Thailand’s government bonds rose, with the benchmark three-year yield dropping the most since October, on speculation the central bank will cut borrowing costs. The baht was little changed.
Finance Minister Kittiratt Na-Ranong said April 26 that a reduction in the nation’s policy rate will stem capital inflows that helped push the baht to a 16-year high this month, and the Bank of Thailand has agreed to take that into account. The U.S. reported April 26 that economic growth in the first quarter rose at a 2.5 percent annualized rate, less than the 3 percent economists had forecast.
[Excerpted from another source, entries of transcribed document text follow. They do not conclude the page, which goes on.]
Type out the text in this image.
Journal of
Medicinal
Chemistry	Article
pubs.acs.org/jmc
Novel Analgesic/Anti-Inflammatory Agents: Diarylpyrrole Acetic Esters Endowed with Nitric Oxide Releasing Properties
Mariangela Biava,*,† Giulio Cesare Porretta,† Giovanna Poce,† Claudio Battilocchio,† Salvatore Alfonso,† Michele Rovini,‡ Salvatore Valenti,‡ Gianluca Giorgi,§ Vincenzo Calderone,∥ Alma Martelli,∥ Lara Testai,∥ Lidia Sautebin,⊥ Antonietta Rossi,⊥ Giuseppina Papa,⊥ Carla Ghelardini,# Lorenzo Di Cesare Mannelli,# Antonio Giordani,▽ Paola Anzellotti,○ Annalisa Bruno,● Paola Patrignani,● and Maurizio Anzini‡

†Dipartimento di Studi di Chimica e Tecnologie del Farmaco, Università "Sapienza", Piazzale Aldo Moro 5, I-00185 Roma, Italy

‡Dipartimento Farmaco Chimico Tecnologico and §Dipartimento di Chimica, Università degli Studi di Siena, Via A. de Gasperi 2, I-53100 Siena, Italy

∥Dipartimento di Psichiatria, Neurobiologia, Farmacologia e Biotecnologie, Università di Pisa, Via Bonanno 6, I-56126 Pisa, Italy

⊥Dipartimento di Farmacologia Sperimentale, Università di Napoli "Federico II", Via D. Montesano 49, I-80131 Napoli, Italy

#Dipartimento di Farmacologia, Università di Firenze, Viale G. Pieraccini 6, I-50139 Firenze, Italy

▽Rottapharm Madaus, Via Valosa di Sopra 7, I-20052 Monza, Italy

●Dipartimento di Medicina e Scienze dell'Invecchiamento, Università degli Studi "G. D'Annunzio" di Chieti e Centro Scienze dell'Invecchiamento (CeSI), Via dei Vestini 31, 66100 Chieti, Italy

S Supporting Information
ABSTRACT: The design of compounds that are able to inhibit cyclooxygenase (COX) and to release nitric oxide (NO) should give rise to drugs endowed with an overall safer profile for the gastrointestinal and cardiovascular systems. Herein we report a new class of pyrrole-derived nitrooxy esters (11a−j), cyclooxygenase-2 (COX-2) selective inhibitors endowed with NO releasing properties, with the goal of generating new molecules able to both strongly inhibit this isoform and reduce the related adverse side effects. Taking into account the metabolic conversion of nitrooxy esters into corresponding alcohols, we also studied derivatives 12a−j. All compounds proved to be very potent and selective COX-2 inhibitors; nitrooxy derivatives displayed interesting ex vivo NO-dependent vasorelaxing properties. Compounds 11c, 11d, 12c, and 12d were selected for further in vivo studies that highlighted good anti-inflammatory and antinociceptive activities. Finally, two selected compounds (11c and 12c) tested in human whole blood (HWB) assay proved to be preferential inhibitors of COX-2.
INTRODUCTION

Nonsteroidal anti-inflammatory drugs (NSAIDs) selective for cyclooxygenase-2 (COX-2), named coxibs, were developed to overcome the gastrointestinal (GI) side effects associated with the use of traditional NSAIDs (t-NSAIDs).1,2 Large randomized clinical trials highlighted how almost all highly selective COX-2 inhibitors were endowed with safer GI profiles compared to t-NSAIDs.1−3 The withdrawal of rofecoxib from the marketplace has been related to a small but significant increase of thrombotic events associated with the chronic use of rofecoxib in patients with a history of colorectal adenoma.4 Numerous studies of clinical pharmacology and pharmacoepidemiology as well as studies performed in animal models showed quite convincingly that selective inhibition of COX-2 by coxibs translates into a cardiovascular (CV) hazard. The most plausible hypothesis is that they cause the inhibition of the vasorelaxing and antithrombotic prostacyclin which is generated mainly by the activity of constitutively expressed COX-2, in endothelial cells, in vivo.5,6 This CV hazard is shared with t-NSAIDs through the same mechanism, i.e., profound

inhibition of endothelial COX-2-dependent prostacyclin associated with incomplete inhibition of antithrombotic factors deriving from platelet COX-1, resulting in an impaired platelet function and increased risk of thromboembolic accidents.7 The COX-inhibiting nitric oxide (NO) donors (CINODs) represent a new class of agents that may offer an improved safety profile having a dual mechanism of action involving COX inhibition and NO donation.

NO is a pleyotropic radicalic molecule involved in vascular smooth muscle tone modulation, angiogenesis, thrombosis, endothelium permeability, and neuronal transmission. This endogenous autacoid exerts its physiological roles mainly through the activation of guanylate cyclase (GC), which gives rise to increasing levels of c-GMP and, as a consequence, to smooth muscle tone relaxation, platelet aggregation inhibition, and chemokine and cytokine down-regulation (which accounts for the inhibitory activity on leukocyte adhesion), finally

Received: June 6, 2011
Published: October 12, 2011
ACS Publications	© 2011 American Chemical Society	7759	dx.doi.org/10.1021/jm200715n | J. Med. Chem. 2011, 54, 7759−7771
“Some investors are betting on a rate cut from the BOT as one of the options still available” to reduce capital inflows, said Nalin Chutchotitham, a Bangkok-based analyst at Kasikornbank Pcl. “Bonds also got some support because of the weak data from the U.S.”
The yield on the 3.125 percent notes due December 2015 dropped six basis points, or 0.06 percentage point, to 2.79 percent as of 10:53 a.m. in Bangkok, according to data compiled by Bloomberg. That was the biggest decline since Oct. 18, and the rate was at the lowest level since November 2010.
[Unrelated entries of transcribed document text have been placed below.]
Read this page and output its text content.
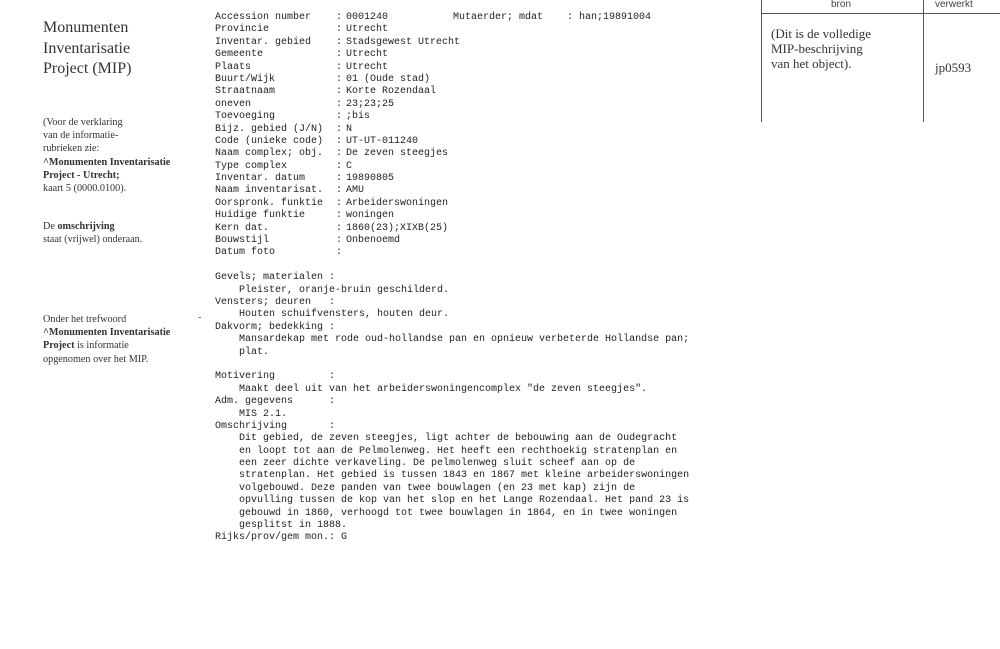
Monumenten
Inventarisatie
Project (MIP)

(Voor de verklaring

van de informatie-

rubrieken zie:

^Monumenten Inventarisatie

Project - Utrecht;

kaart 5 (0000.0100).

De omschrijving

staat (vrijwel) onderaan.

Onder het trefwoord

^Monumenten Inventarisatie

Project is informatie

opgenomen over het MIP.

-
Mutaerder; mdat    : han;19891004
Accession number : 0001240
Provincie	: Utrecht
Inventar. gebied : Stadsgewest Utrecht
Gemeente	: Utrecht
Plaats	: Utrecht
Buurt/Wijk	: 01 (Oude stad)
Straatnaam	: Korte Rozendaal
oneven	: 23;23;25
Toevoeging	: ;bis
Bijz. gebied (J/N) : N
Code (unieke code) : UT-UT-011240
Naam complex; obj. : De zeven steegjes
Type complex	: C
Inventar. datum	: 19890805
Naam inventarisat. : AMU
Oorspronk. funktie : Arbeiderswoningen
Huidige funktie	: woningen
Kern dat.	: 1860(23);XIXB(25)
Bouwstijl	: Onbenoemd
Datum foto	:
Gevels; materialen :
Pleister, oranje-bruin geschilderd.
Vensters; deuren   :
Houten schuifvensters, houten deur.
Dakvorm; bedekking :
Mansardekap met rode oud-hollandse pan en opnieuw verbeterde Hollandse pan;
plat.
Motivering         :
Maakt deel uit van het arbeiderswoningencomplex "de zeven steegjes".
Adm. gegevens      :
MIS 2.1.
Omschrijving       :
Dit gebied, de zeven steegjes, ligt achter de bebouwing aan de Oudegracht
en loopt tot aan de Pelmolenweg. Het heeft een rechthoekig stratenplan en
een zeer dichte verkaveling. De pelmolenweg sluit scheef aan op de
stratenplan. Het gebied is tussen 1843 en 1867 met kleine arbeiderswoningen
volgebouwd. Deze panden van twee bouwlagen (en 23 met kap) zijn de
opvulling tussen de kop van het slop en het Lange Rozendaal. Het pand 23 is
gebouwd in 1860, verhoogd tot twee bouwlagen in 1864, en in twee woningen
gesplitst in 1888.
Rijks/prov/gem mon.: G
bron	verwerkt
(Dit is de volledige
MIP-beschrijving
van het object).	jp0593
The central bank has kept the benchmark interest rate at 2.75 percent for the past four meetings, drawing criticism from Finance Minister Kittiratt, who said the higher rate attracts inflows, putting appreciation pressure on the baht. The monetary authority next reviews policy on May 29.
Foreign funds bought $1.99 billion more sovereign debt than they sold this month, adding to net purchases of $9.62 billion in the first quarter, Thai Bond Market Association data show.
The baht was little changed at 29.25, data compiled by Bloomberg show. The currency dropped 2 percent last week, the biggest five-day decline since January 2007 amid concern the monetary authorities will impose measures to stem inflows. That pared its advance this year to 4.5 percent, still the best performance among the 11 most-traded Asian currencies. The baht touched 28.56 on April 22 and April 19, the strongest level since July 1997.
One-month implied volatility, a measure of expected moves in the exchange rate used to price options, climbed 28 basis points to 5.35 percent.